In a famous dissenting opinion from 1961, Harlan rejected that view, stating that “the full scope of the liberty guaranteed by the Due Process Clause cannot be found in or limited by the precise terms of the specific guarantees elsewhere provided in the Constitution. This ‘liberty’ is not a series of isolated points pricked out in terms of the taking of property; the freedom of speech, press, and religion,…and so on. It is a rational continuum which, broadly speaking, includes a freedom from all substantial arbitrary impositions and purposeless restraints.” Harlan’s view on unenumerated rights had become a crucial intellectual building block in the Court’s future decisions recognizing the right to privacy and, later, the right to abortion.
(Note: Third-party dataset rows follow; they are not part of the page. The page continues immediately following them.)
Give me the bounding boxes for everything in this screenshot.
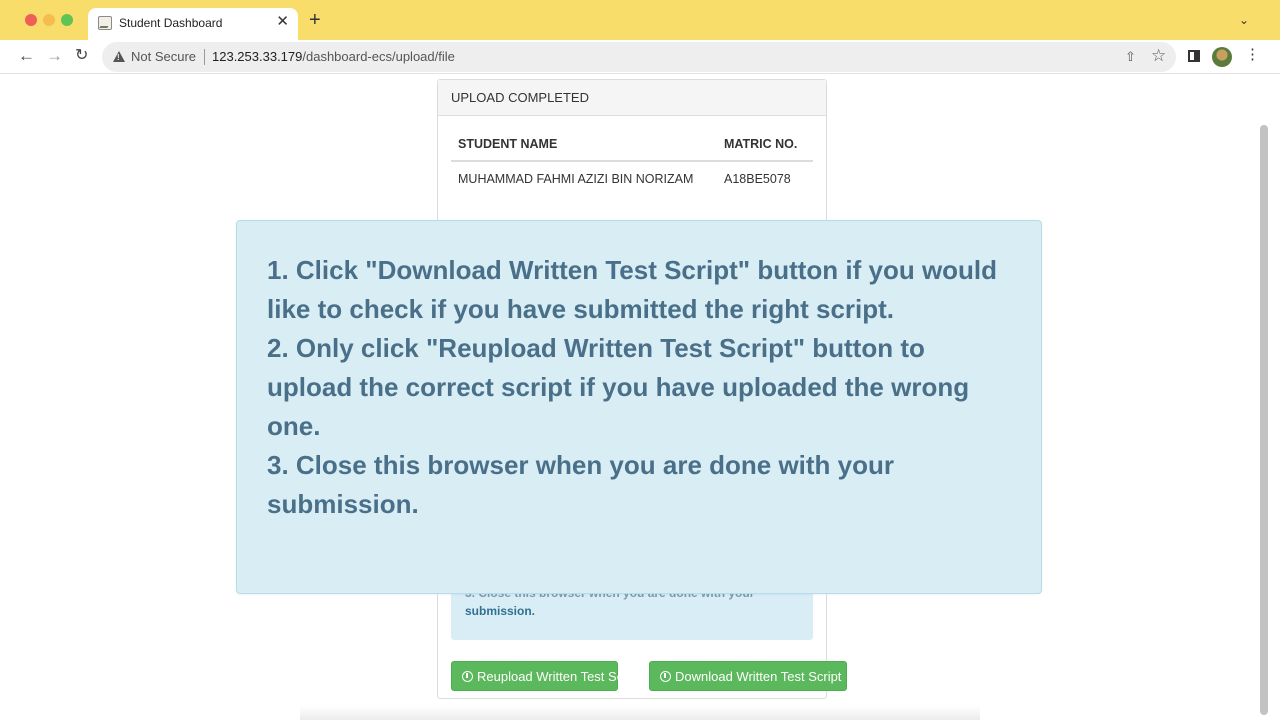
student-table: STUDENT NAME MATRIC NO. MUHAMMAD FAHMI A… — [451, 132, 813, 196]
bookmark-star-icon[interactable]: ☆ — [1151, 46, 1166, 66]
url-path: /dashboard-ecs/upload/file — [302, 49, 455, 64]
reupload-button-label: Reupload Written Test Script — [477, 669, 642, 684]
arrow-circle-icon — [462, 671, 473, 682]
column-header-student-name: STUDENT NAME — [451, 132, 717, 162]
new-tab-button[interactable]: + — [309, 10, 321, 30]
browser-toolbar: ← → ↻ Not Secure 123.253.33.179/dashboar… — [0, 40, 1280, 74]
minimize-window-button[interactable] — [43, 14, 55, 26]
instruction-1: 1. Click "Download Written Test Script" … — [267, 255, 998, 324]
bottom-shadow — [300, 706, 980, 720]
page-scrollbar[interactable] — [1260, 125, 1268, 715]
column-header-matric-no: MATRIC NO. — [717, 132, 813, 162]
security-status[interactable]: Not Secure — [131, 49, 196, 64]
instruction-last-line: submission. — [465, 604, 536, 618]
table-row: MUHAMMAD FAHMI AZIZI BIN NORIZAM A18BE50… — [451, 161, 813, 196]
download-button-label: Download Written Test Script — [675, 669, 842, 684]
table-header-row: STUDENT NAME MATRIC NO. — [451, 132, 813, 162]
url-host: 123.253.33.179 — [212, 49, 303, 64]
url-text[interactable]: 123.253.33.179/dashboard-ecs/upload/file — [212, 49, 455, 64]
maximize-window-button[interactable] — [61, 14, 73, 26]
forward-arrow-icon[interactable]: → — [46, 46, 63, 66]
side-panel-icon[interactable] — [1188, 50, 1200, 62]
card-header: UPLOAD COMPLETED — [438, 80, 826, 116]
more-menu-icon[interactable]: ⋮ — [1245, 47, 1260, 63]
profile-avatar[interactable] — [1212, 47, 1232, 67]
warning-triangle-icon[interactable] — [113, 51, 125, 62]
reload-icon[interactable]: ↻ — [75, 46, 88, 66]
instruction-3: 3. Close this browser when you are done … — [267, 450, 895, 519]
tab-title: Student Dashboard — [119, 16, 223, 30]
back-arrow-icon[interactable]: ← — [18, 46, 35, 66]
image-icon — [98, 16, 112, 30]
reupload-script-button[interactable]: Reupload Written Test Script — [451, 661, 641, 691]
instructions-overlay: 1. Click "Download Written Test Script" … — [236, 220, 1042, 594]
download-script-button[interactable]: Download Written Test Script — [649, 661, 847, 691]
matric-no-cell: A18BE5078 — [724, 172, 791, 186]
arrow-circle-icon — [660, 671, 671, 682]
student-name-cell: MUHAMMAD FAHMI AZIZI BIN NORIZAM — [458, 172, 694, 186]
address-bar[interactable]: Not Secure 123.253.33.179/dashboard-ecs/… — [102, 42, 1176, 72]
tab-close-icon[interactable]: ✕ — [276, 14, 289, 30]
share-icon[interactable]: ⇧ — [1125, 49, 1136, 65]
instruction-2: 2. Only click "Reupload Written Test Scr… — [267, 333, 970, 441]
address-divider — [204, 49, 205, 65]
close-window-button[interactable] — [25, 14, 37, 26]
browser-tab-bar: Student Dashboard ✕ + ⌄ — [0, 0, 1280, 40]
chevron-down-icon[interactable]: ⌄ — [1239, 13, 1249, 27]
browser-tab-active[interactable]: Student Dashboard ✕ — [88, 8, 298, 40]
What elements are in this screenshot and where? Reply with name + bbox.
For David Souter, in 1992, the question then was whether restrictions on the right to choose abortion were the kind of “arbitrary imposition” prohibited by the Constitution. The way that Souter addressed that kind of question was to look at the common law and precedent. Thus, his proposed question, the key issue in the case: “What weight is due to considerations of stare decisis in evaluating the constitutional right to abortion?” For Souter, the answer wouldn’t just resolve
Casey
but define his judicial worldview.

 

Even early in Rehnquist’s tenure as chief justice, the Court’s oral arguments were transformed from the Burger years. Throughout the eighties, it was a quiet bench. Brennan, Marshall, and Blackmun asked hardly any questions, and Burger, White, and Powell only a few more. The change began when Scalia joined the Court in 1986. His pugnacious wit and open partisanship raised the energy level in the courtroom, and lawyers could soon expect a hot bench on even the most arcane issues. One way O’Connor prepared for oral argument was to plan questions with her clerks, and she began a tradition of asking the first question of most lawyers. Rehnquist and Kennedy liked to talk, too, and the overall level of volubility on the Court made what happened on April 22, 1992, so extraordinary.